Тишина в саду. Даже кузнечики будто замолкли. Вадим, закинув руки за голову, смотрит в небо. Оно, от синевы, кажется особенно высоким. «Зачем я ее люблю?» — думает он: «Ну что, ну что из этого может выйти? Разлюблю? Нет, наверно никогда, и не хочу, и не желаю, и не могу… это уж наверно. Самое ужасное, что мне только пятнадцать… четырнадцать лет. Если б я был большой, я бы сейчас женился на ней… то есть если б она меня полюбила, конечно… все-таки можно бы тогда надеяться, что есть исход. А теперь безысходно. И глупо мечтать, что, вот мол, когда я вырасту… Ребячество. Может, мы все умрем к тому времени…».
Так он полудумал, полумучился, сам не зная, грустно ему, больно, или сладко… Шаги в близкой тополевой аллее прервали эти размышления. Сел, прислушался. Кто это? Разговаривают. Вадима не видно, но и ему не видна, или чуть видна, аллея, теперь, к вечеру, еще потемневшая. Шаги ближе. Нет, не разговор: говорит тихо, почти шепотом, один. Вдруг Вадим уловил французское слово. И в ту же секунду узнал голос. Узнал — и не узнавал: такая была в нем горячая, дерзкая настойчивость и еще что-то… слов Вадим не различал, да и нужды не было, они и так угадывались. Другой голос, испуганный и нежный, произнес что-то и вдруг оборвался на тихом вскрике. Шорох, легкие, убегающие шаги, но за ними другие, быстрые, твердые… И все кончилось.

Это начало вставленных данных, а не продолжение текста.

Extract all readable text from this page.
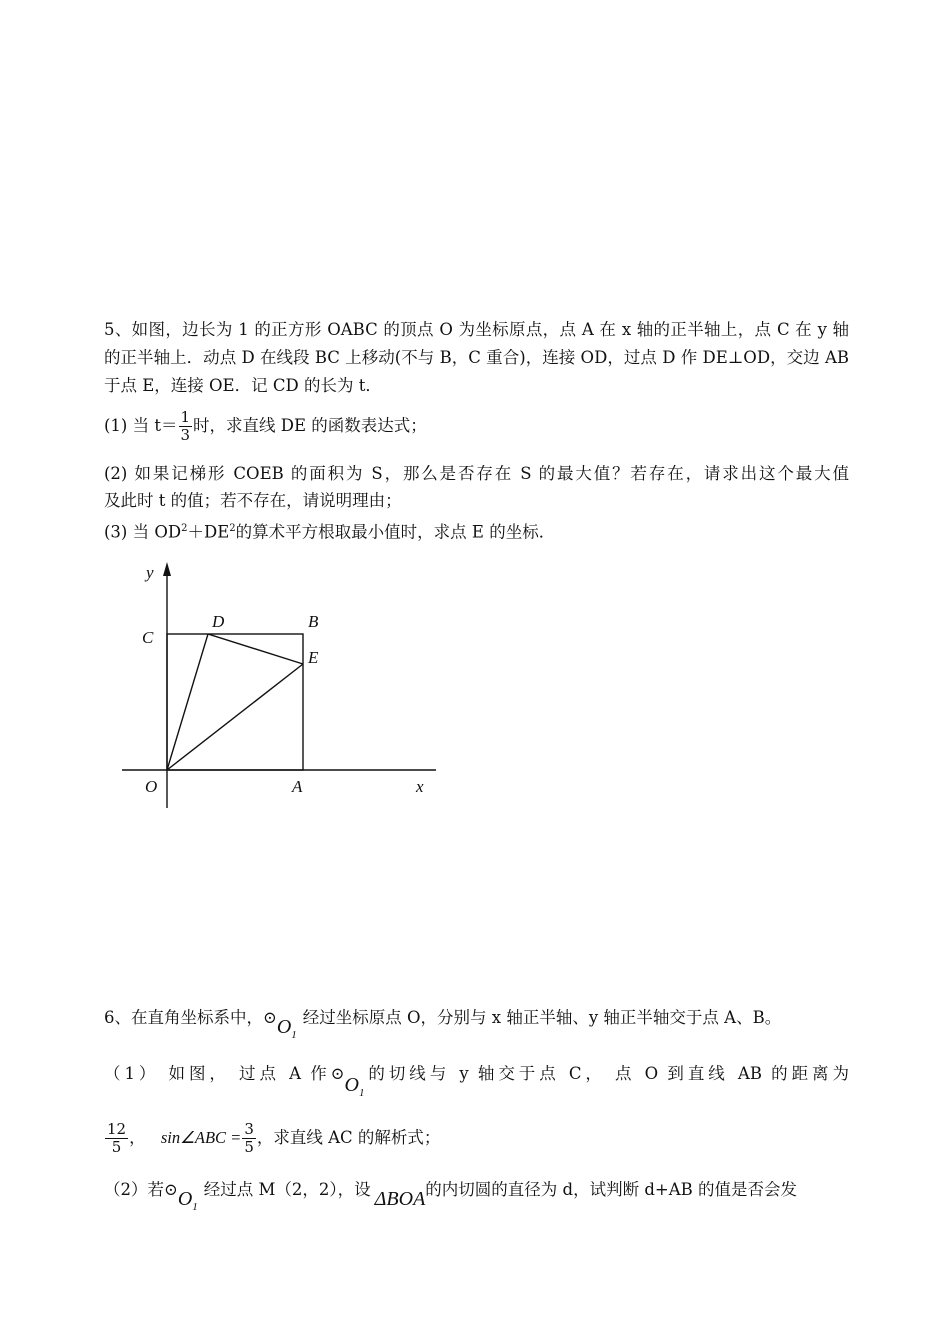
5、如图，边长为 1 的正方形 OABC 的顶点 O 为坐标原点，点 A 在 x 轴的正半轴上，点 C 在 y 轴
的正半轴上．动点 D 在线段 BC 上移动(不与 B，C 重合)，连接 OD，过点 D 作 DE⊥OD，交边 AB
于点 E，连接 OE．记 CD 的长为 t．
(1) 当 $t= \frac{1}{3}$ 时，求直线 DE 的函数表达式；
(2) 如果记梯形 COEB 的面积为 S，那么是否存在 S 的最大值？若存在，请求出这个最大值
及此时 t 的值；若不存在，请说明理由；
(3) 当 $OD^2+DE^2$的算术平方根取最小值时，求点 E 的坐标．
y
C
D	B
E
O	A	x
6、在直角坐标系中，$⊙O_1$经过坐标原点 O，分别与 x 轴正半轴、y 轴正半轴交于点 A、B。
（1） 如图， 过点 A 作$⊙O_1$的切线与 y 轴交于点 C， 点 O 到直线 AB 的距离为
$\frac{12}{5}$ ， sin∠ABC = $\frac{3}{5}$ ，求直线 AC 的解析式；
（2）若$⊙O_1$经过点 M（2，2），设 ΔBOA的内切圆的直径为 d，试判断 d+AB 的值是否会发
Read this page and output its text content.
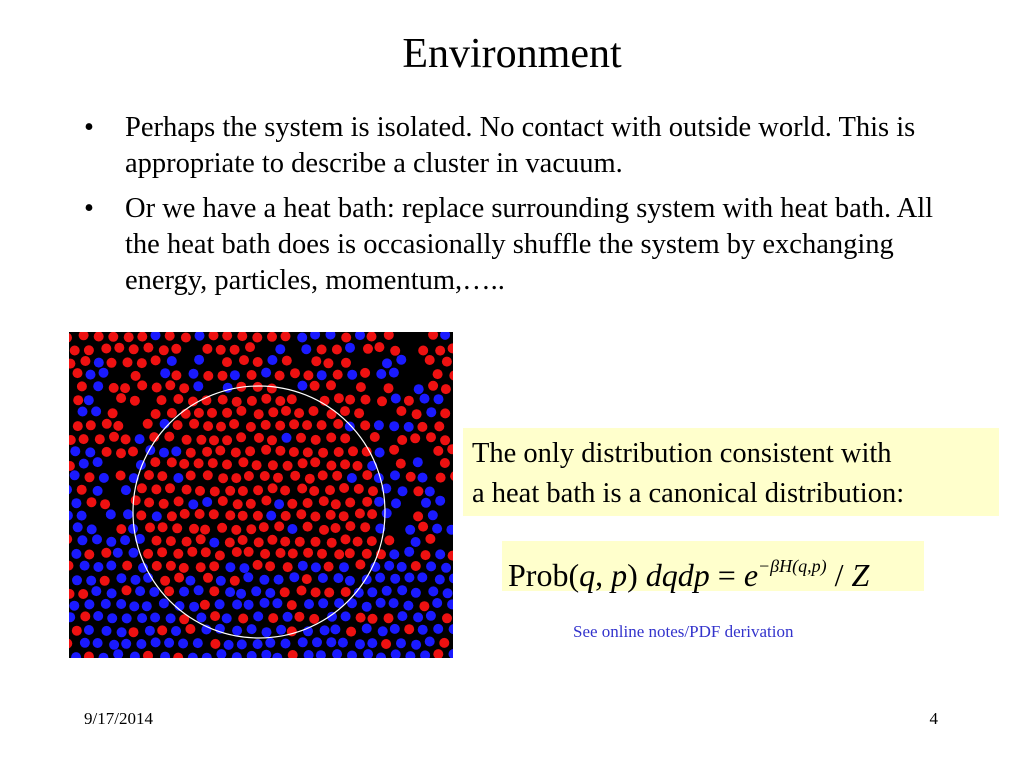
Environment
• Perhaps the system is isolated. No contact with outside world. This is appropriate to describe a cluster in vacuum.
• Or we have a heat bath: replace surrounding system with heat bath. All the heat bath does is occasionally shuffle the system by exchanging energy, particles, momentum,…..
The only distribution consistent with
a heat bath is a canonical distribution:
Prob(q, p) dqdp = $e^{-\beta H(q,p)}$ / Z
See online notes/PDF derivation
9/17/2014	4
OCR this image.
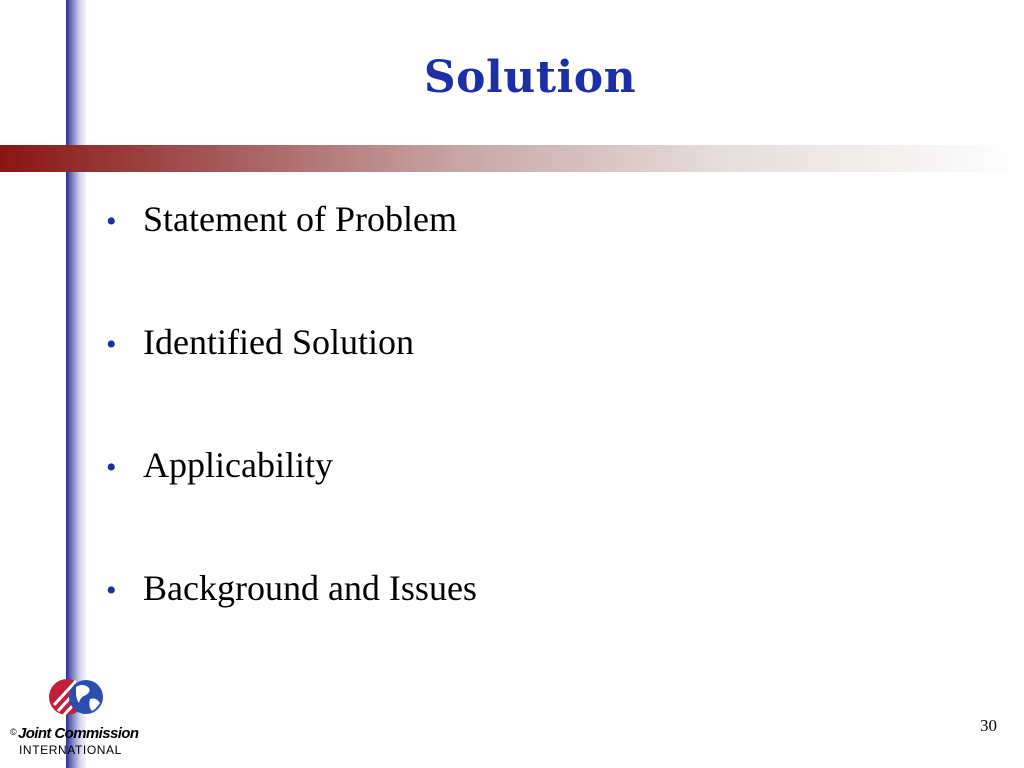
Solution
• Statement of Problem
• Identified Solution
• Applicability
• Background and Issues
© Joint Commission
INTERNATIONAL
30
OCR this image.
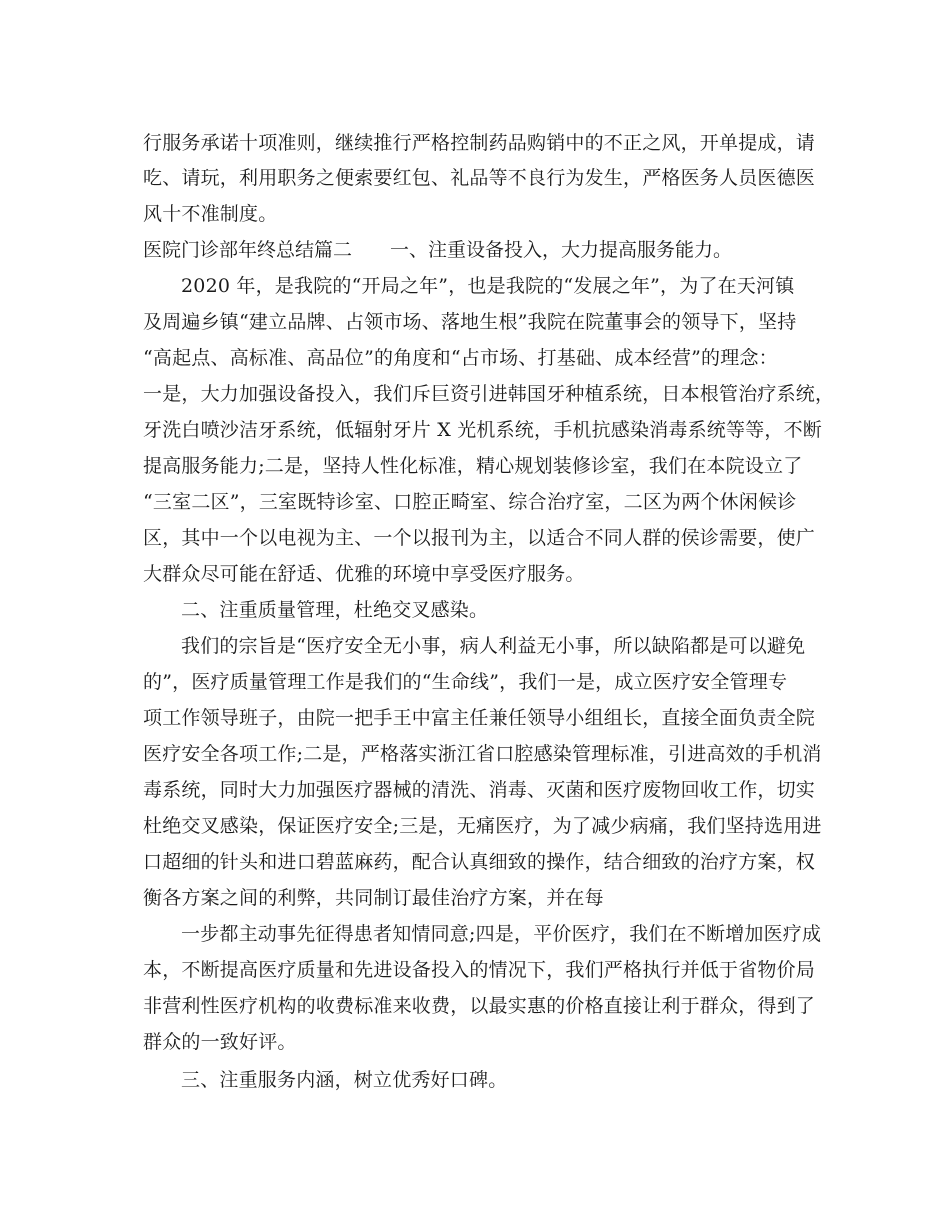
行服务承诺十项准则，继续推行严格控制药品购销中的不正之风，开单提成，请
吃、请玩，利用职务之便索要红包、礼品等不良行为发生，严格医务人员医德医
风十不准制度。
医院门诊部年终总结篇二　　一、注重设备投入，大力提高服务能力。
2020 年，是我院的“开局之年”，也是我院的“发展之年”，为了在天河镇
及周遍乡镇“建立品牌、占领市场、落地生根”我院在院董事会的领导下，坚持
“高起点、高标准、高品位”的角度和“占市场、打基础、成本经营”的理念：
一是，大力加强设备投入，我们斥巨资引进韩国牙种植系统，日本根管治疗系统，
牙洗白喷沙洁牙系统，低辐射牙片 X 光机系统，手机抗感染消毒系统等等，不断
提高服务能力;二是，坚持人性化标准，精心规划装修诊室，我们在本院设立了
“三室二区”，三室既特诊室、口腔正畸室、综合治疗室，二区为两个休闲候诊
区，其中一个以电视为主、一个以报刊为主，以适合不同人群的侯诊需要，使广
大群众尽可能在舒适、优雅的环境中享受医疗服务。
二、注重质量管理，杜绝交叉感染。
我们的宗旨是“医疗安全无小事，病人利益无小事，所以缺陷都是可以避免
的”，医疗质量管理工作是我们的“生命线”，我们一是，成立医疗安全管理专
项工作领导班子，由院一把手王中富主任兼任领导小组组长，直接全面负责全院
医疗安全各项工作;二是，严格落实浙江省口腔感染管理标准，引进高效的手机消
毒系统，同时大力加强医疗器械的清洗、消毒、灭菌和医疗废物回收工作，切实
杜绝交叉感染，保证医疗安全;三是，无痛医疗，为了减少病痛，我们坚持选用进
口超细的针头和进口碧蓝麻药，配合认真细致的操作，结合细致的治疗方案，权
衡各方案之间的利弊，共同制订最佳治疗方案，并在每
一步都主动事先征得患者知情同意;四是，平价医疗，我们在不断增加医疗成
本，不断提高医疗质量和先进设备投入的情况下，我们严格执行并低于省物价局
非营利性医疗机构的收费标准来收费，以最实惠的价格直接让利于群众，得到了
群众的一致好评。
三、注重服务内涵，树立优秀好口碑。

Все кончилось, сразу, но Вадим не сразу все понял. Понимание входило в него медленно, тяжело. Ничком лежал в траве. Не плакал. Эти три минуты что-то сделали с ним огромное. Что-то перевернули в нем, и внутри было теперь непривычно холодно и непривычно ясно.
Пришел домой к ужину. Очень спокойный. Агаты не было: «У нее мигрень», — сказали Маня и Миля. «От жары, верно», — заметил отец. Он был, как всегда. Как всегда прошел, перед чаем, в свой угловой кабинет, с маленьким балкончиком, прямо в сад. Вадим остался. Но через несколько минут вдруг, молча, последовал за отцом в кабинет; это уж было совсем не как всегда.
Рассеянно-ласковая улыбка, даже не удивленная.
— Тебе что-нибудь нужно, милый?
— Да, нужно.
Если бы Вадим хоть на секунду усомнился в себе, в своем решении в том, что надобное должно и будет сделано, — еще неизвестно, как бы дело кончилось. Но Вадим ни в чем не сомневался. И сказал, не понизив голоса, кратко:
— Папа. Ты влюблен в мадемуазель Агату. Если влюблен, и если она согласится, кончи с ней по-хорошему. Я так решил. Обижать ее, все равно, я не позволю.
— Что-о?
Валериан Михайлович быстро поднялся. Они стояли теперь лицом к лицу, оба почти одного роста, с одинаковыми, крепко сдвинутыми, черными бровями. Эти полминуты, когда они так стояли и молча глядели друг на друга в глаза, для Вадима были, пожалуй, не менее важны, чем недавние три минуты около тополевой аллеи.
Но кто-то пробежал мимо, по коридору, засмеялись дети…
— Идем в парк, — сквозь зубы, проговорил Валериан Михайлович, сжав руку Вадима, повыше локтя, сильными пальцами. Вдвоем, спустились они со ступеней углового балкона и пропали в теплой и душистой ночной черноте.
И удивилась же Филевка: Валерьян-то Михайлыч ихний на мамзели женился! И обвенчался словно крадучись: поехали, без барышен, с панычем с одним, утречком, после Успенья, в Бобринскую церковь, окрутились, да тем же махом назад. Грицько и тот «не чуял», пока туда их вез. Тетя Пратя, узнав, так и села, заплакала. Слыхали потом, Усти-нье жаловалась, грозилась со свету «Агашку» сжить, на что Устинья резонно отвечала: «Чого ще! От той госпожи обиды не буде, нехай живет!». Девочки были в восторге: как интересно! Своей матери они не помнили (как и Вадим), а мачехой Агату не признавали, — ведь это все та же m-lle Агата!
К удивлению Вадима, Тихон принял женитьбу барина на «чужачке» (и еще «из ведьм») с видимым удовольствием. Это скоро объяснилось: заводил-заводил речи о дурах, «пустое слово им скажешь, она уж рога свои напялила», а в конце вышло наружу: Василисин жених он и есть, сам Тихон. С презрением фыркал, когда тетя Пратя говорила, что его, «москаля», здешние парни за Василису побить собираются: «Русский человек ничего не боится».